In the story, set in a squalid industrial area of Toronto circa 1936, young Booky wins a newspaper essay contest and is quickly swept away with her initial success as a writer. While her parents struggle to make ends meet, even to put food on the table, Booky's self-centred attitude begins to alienate friends and family, until her mother tries to navigate the difficult course between bringing her daughter down to earth and not squelching her dreams of success as a creative talent.

"Believe in yourself but know your faults," Booky is told. Naturally it proves emotionally devastating for her, at first.

Again, having an adolescent daughter of her own helped Follows appreciate the situation.

"Everything impacts them hugely and everything is taken terribly personally. I mean that is the fun thing, the journey of Booky, because she loses sight of something.

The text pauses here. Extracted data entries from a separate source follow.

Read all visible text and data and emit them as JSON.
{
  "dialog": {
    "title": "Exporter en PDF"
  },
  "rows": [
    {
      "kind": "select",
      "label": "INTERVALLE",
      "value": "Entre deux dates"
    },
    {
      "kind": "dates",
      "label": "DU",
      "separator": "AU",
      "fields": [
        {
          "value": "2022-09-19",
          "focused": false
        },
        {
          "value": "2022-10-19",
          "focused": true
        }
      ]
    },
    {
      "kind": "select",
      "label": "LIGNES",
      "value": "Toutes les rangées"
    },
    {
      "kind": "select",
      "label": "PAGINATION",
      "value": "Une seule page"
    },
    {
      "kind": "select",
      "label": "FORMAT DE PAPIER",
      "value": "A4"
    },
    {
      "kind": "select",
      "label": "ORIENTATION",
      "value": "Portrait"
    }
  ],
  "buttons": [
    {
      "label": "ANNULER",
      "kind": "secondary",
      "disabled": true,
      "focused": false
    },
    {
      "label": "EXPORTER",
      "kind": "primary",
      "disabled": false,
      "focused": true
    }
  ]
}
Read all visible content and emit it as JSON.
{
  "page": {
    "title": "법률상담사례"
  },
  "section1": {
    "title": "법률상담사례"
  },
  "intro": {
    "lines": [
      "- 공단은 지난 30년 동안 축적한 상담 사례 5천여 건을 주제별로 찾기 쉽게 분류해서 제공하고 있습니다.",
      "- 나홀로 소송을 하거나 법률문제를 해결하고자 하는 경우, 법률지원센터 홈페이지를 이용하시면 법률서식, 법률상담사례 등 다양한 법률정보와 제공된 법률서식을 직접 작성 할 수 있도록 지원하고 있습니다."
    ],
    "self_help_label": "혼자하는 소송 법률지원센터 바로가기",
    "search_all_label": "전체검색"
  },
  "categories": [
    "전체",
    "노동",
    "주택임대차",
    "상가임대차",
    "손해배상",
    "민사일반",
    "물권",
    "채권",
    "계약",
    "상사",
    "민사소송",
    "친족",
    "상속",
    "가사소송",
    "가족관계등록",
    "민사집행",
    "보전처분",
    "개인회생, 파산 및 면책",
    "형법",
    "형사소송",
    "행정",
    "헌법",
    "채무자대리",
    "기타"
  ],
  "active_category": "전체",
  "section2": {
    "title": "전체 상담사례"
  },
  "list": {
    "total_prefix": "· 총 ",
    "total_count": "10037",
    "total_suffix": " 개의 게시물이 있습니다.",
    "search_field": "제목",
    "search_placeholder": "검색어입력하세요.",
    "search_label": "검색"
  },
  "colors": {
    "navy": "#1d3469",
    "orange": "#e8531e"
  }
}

"There's definitely the element with the mother, the pragmatist, that part that wants to protect the daughter from how big that fall's going to be when she falls. But at the same time recognizing that spirit in the kid."

Follows also got to play opposite to her real-life partner Stuart Hughes, as Booky's parents. The actress says it was director Peter Moss who wanted an actual couple in the roles. Did it work?

"It was great," says Follows. "There's definitely a shorthand."